I have purposefully selected those that:
Are simple and of high quality
Can be practiced with minimal reification
Have the lowest risk of mesmerizing the practitioner and thereby delaying or waylaying them on their way to the experience of union with the Source.
Everyone is different, and there is no way to predict which practices will be best for an individual. Indeed, one of the most important lessons of contemplative practice is that everyone must see for themselves - no one else’s judgment could possibly be a worthy substitute.
When organizing the integrative metastructure of these practices - what to practice and when - I let the Buddhist concept of namarupa - bodymind - be my guiding principle. To achieve strength, balance and suppleness of the body, one must pursue a well-tuned regimen of focused movement, ensuring one neither overworks nor neglects any major part, but develops the body holistically. It is my belief that to achieve strength, balance and suppleness of the mind - and come to a serene, extraordinarily clear perception of the nature of existence - one must do precisely the same.

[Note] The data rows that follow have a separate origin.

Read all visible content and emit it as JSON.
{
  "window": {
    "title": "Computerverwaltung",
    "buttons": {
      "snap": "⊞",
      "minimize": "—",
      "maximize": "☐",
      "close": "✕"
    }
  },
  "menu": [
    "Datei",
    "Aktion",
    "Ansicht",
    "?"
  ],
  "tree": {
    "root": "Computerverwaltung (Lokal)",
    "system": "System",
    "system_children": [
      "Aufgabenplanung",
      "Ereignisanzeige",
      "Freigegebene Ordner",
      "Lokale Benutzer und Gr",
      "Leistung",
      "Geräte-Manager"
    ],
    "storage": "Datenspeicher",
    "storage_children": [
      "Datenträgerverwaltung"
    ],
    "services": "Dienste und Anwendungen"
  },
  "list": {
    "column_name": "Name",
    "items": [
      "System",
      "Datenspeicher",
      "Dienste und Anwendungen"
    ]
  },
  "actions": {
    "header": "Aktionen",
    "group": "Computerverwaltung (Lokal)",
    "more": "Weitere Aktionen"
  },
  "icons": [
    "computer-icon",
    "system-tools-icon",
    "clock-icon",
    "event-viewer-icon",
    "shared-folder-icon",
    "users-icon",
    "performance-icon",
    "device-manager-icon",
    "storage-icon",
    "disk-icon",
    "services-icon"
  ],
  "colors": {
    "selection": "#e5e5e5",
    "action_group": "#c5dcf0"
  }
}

I recommend that every practitioner try each practice in each category at least three times. That will let them decide for themselves whether a particular practice is resonant and useful. When one has thoroughly explored them all, I recommend settling on one practice from each category and sticking primarily to that. This should yield a regimen of about ten practices, performed throughout the month, that complement and balance one another in the development of spirit.

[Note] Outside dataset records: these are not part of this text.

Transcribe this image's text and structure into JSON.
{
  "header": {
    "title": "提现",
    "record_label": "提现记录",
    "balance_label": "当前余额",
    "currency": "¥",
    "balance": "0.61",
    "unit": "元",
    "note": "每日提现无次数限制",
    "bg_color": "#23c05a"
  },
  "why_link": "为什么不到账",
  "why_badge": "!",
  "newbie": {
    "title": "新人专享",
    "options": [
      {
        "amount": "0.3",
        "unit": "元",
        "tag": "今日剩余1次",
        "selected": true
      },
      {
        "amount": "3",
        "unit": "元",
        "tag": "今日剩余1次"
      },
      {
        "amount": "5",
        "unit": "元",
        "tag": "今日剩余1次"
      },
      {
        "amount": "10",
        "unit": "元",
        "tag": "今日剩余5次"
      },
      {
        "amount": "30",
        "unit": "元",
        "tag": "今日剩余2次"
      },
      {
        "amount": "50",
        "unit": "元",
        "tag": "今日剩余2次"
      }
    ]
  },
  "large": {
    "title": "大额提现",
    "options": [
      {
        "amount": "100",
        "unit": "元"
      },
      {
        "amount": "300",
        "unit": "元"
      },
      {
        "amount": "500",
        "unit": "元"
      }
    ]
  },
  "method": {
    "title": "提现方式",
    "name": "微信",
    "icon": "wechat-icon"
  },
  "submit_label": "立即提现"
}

It is not a common or mainstream view that a contemplative should have more than a handful of practices, but neither is it condemned or widely frowned upon. For the particular conditions, bounds and expectations of the Western mind, a programmatic structure with plenty of variety has much to offer, especially to new students. Of course, there is nothing wrong with practicing simple awareness of the breath at the tip of the nose - that has been enough for many people throughout history!
If, as you progress in your studies, you find that just a few particular practices become extremely resonant for you, and others become unnecessary, simply follow your intuition and discard what is not working. Do not discard a practice that is fruitful simply because it becomes difficult - rather, ask yourself, is this practice earning its keep? If the answer is “no,” for too long, it’s probably time for a break, or even to leave it behind. It would be self-defeating (if a bit humorous) to allow yourself to become attached to any particular method or way of contemplation.
Last, the Mystic’s Almanac is written - aspirationally - for a very dedicated, serious practitioner with ample time and resources. It assumes that the practitioner will tithe their time - about 2.5 hours per day - to contemplative practice. This is, of course, totally optional and customizable to each practitioner’s level of practice. If you only have a few minutes per day, the system is easily customizable for that. Simply adjust the practice parameters until you’ve found a balance that is achievable, challenging and sustainable as a daily practice.
One note: I recommend decreasing the duration of practice periods before decreasing their total number - training the mind to keep practice at the forefront of one’s mind throughout the day can provide a constancy that functions well as one builds consistency, which is often hard-won and can take years.
I wish you luck, great enthusiasm, and abiding peace.